Unlike the included CSV exporter, it includes the layer number in the filenames so that the layer order can be preserved when you load the files, and it includes the flip flags. Extract them and the tile ID the way shown in the post I linked earlier in the thread.
This code only includes a “write” method, it does not include any way to read the data back into Tiled. So, only use this as an export format, don’t use this as your main format for WIP maps.

To use this, save the code above to a file with the extension .js, and put it in your extensions directory. The location of that depends on your OS, the documentation will tell you where to look: https://doc.mapeditor.org/en/stable/reference/scripting/#scripted-extensions

2 Likes

Ok I have it! Thanks for this, now I can continue my little project.
There is no place to publish this extension ?.
I mean, the Tiled website doesn’t have a section to publish these user extensions?

There’s the Tiled extensions Github repo, but that’s a hassle to submit to.

Is it really? Is there something I could do to make it easier? I think your custom CSV format example would be a great addition!
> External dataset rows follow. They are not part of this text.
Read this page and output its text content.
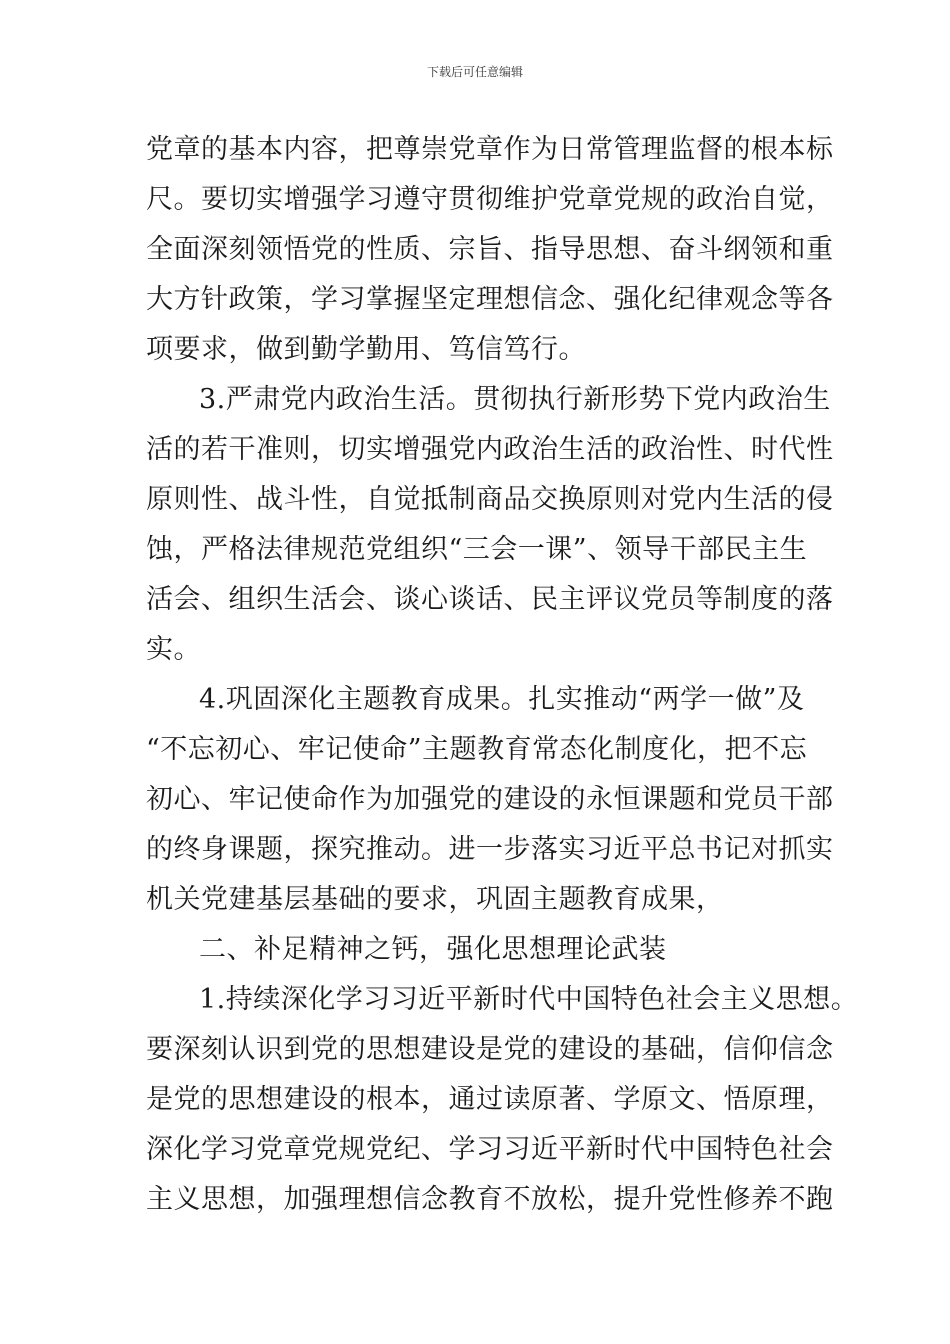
下载后可任意编辑
党章的基本内容，把尊崇党章作为日常管理监督的根本标
尺。要切实增强学习遵守贯彻维护党章党规的政治自觉，
全面深刻领悟党的性质、宗旨、指导思想、奋斗纲领和重
大方针政策，学习掌握坚定理想信念、强化纪律观念等各
项要求，做到勤学勤用、笃信笃行。
3.严肃党内政治生活。贯彻执行新形势下党内政治生
活的若干准则，切实增强党内政治生活的政治性、时代性
原则性、战斗性，自觉抵制商品交换原则对党内生活的侵
蚀，严格法律规范党组织“三会一课”、领导干部民主生
活会、组织生活会、谈心谈话、民主评议党员等制度的落
实。
4.巩固深化主题教育成果。扎实推动“两学一做”及
“不忘初心、牢记使命”主题教育常态化制度化，把不忘
初心、牢记使命作为加强党的建设的永恒课题和党员干部
的终身课题，探究推动。进一步落实习近平总书记对抓实
机关党建基层基础的要求，巩固主题教育成果，
二、补足精神之钙，强化思想理论武装
1.持续深化学习习近平新时代中国特色社会主义思想。
要深刻认识到党的思想建设是党的建设的基础，信仰信念
是党的思想建设的根本，通过读原著、学原文、悟原理，
深化学习党章党规党纪、学习习近平新时代中国特色社会
主义思想，加强理想信念教育不放松，提升党性修养不跑
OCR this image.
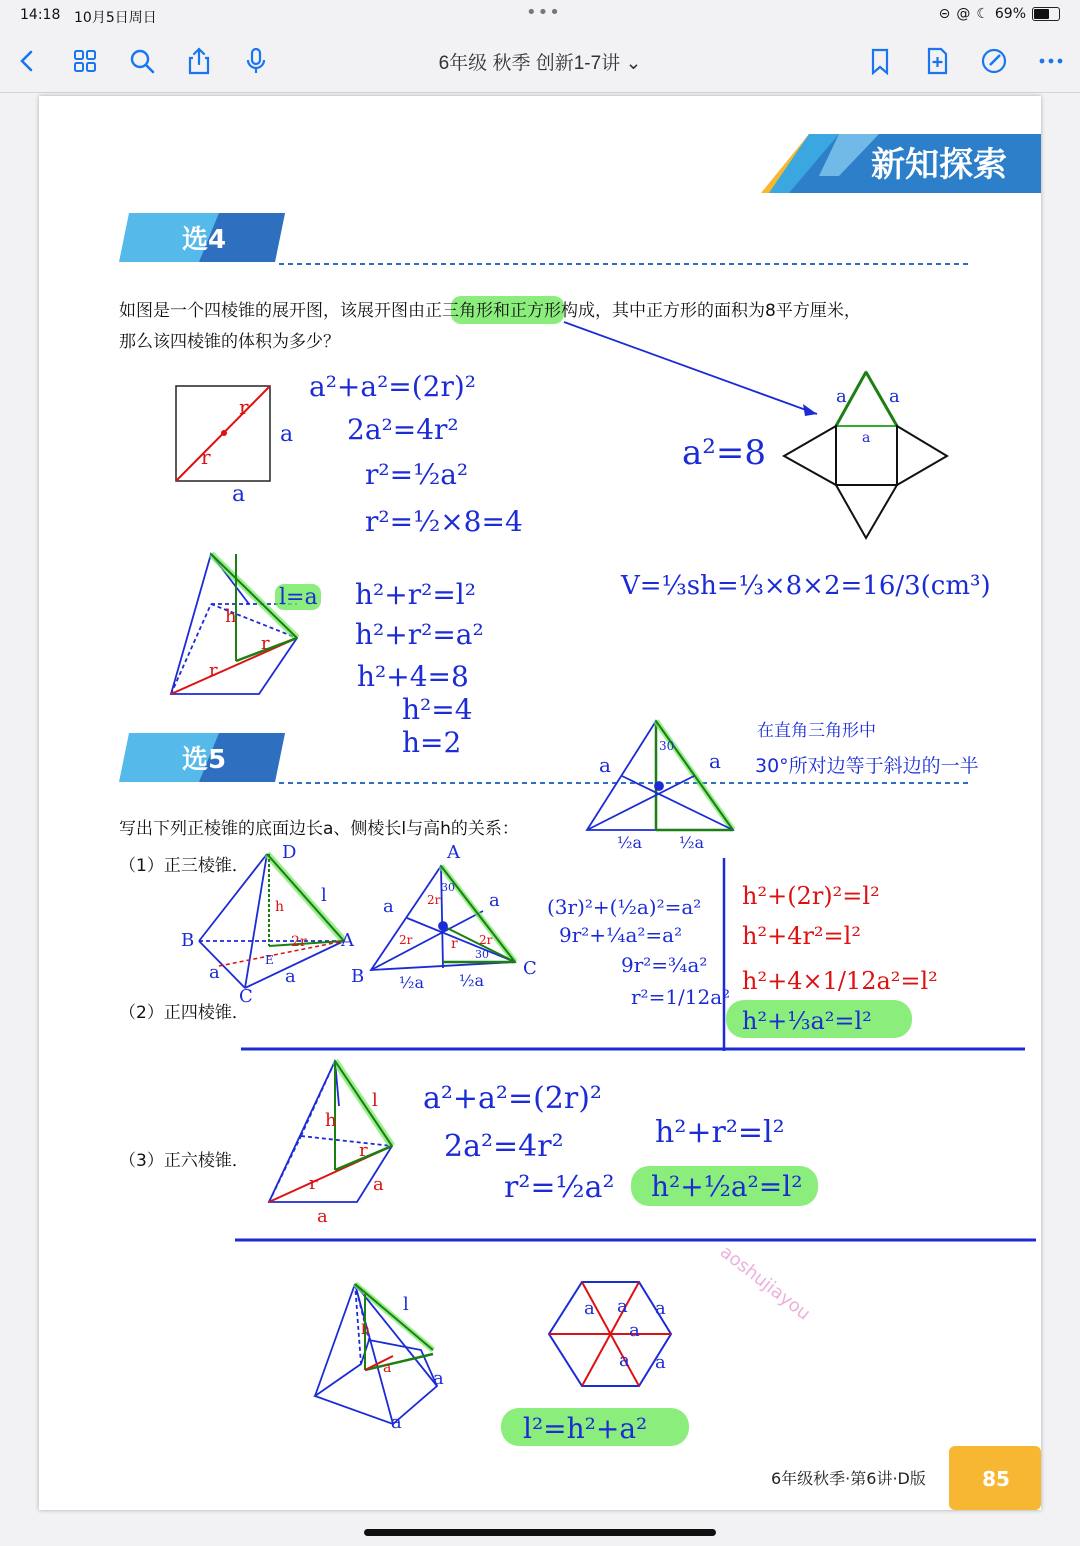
14:18 10月5日周日	•••	⊝ @ ☾ 69%
6年级 秋季 创新1-7讲 ⌄
新知探索
选4
如图是一个四棱锥的展开图，该展开图由正三角形和正方形构成，其中正方形的面积为8平方厘米，
那么该四棱锥的体积为多少？
r
r
a
a
a²+a²=(2r)²
2a²=4r²
r²=½a²
r²=½×8=4
a²=8
a a
a
h
r
r
l=a h²+r²=l²
h²+r²=a²
h²+4=8
h²=4
h=2
V=⅓sh=⅓×8×2=16/3(cm³)
选5	a	a
30
½a ½a
在直角三角形中
30°所对边等于斜边的一半
写出下列正棱锥的底面边长a、侧棱长l与高h的关系：
（1）正三棱锥．
（2）正四棱锥．
（3）正六棱锥．
D
l
h
2r
B	A
E
a	a
C
A
a	a
2r
30
2r	r 2r
30
B	C
½a ½a
(3r)²+(½a)²=a²
9r²+¼a²=a²
9r²=¾a²
r²=1/12a²
h²+(2r)²=l²
h²+4r²=l²
h²+4×1/12a²=l²
h²+⅓a²=l²
h
r
r
l
a
a
a²+a²=(2r)²
2a²=4r²
r²=½a²
h²+r²=l²
h²+½a²=l²
h
l
a a
a
a a
a
a
a a
aoshujiayou
l²=h²+a²
6年级秋季·第6讲·D版	85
The CSV export was included originally for somebody who wanted to export maps to Excel I believe, and it supports setting a name on each tile so that you can export using those rather than tile IDs. Indeed support for flipping did not make sense in that use-case.

But I guess when we’re exporting using the tile IDs adding flipping bits might be more useful than stripping them out, even if it results in big numbers that will confuse some people.

So this will be included in Tiled 1.5, but using a custom script for this is probably a better idea.

2 Likes

In my case it was preferable to use the custom eishiya script because I needed to make the file extension txt (not CSV) for Godot.

Hi, I think you forgot to include one of the transformations? specifically “RotatedHexagonal”.
Although it is easy to include it manually I think.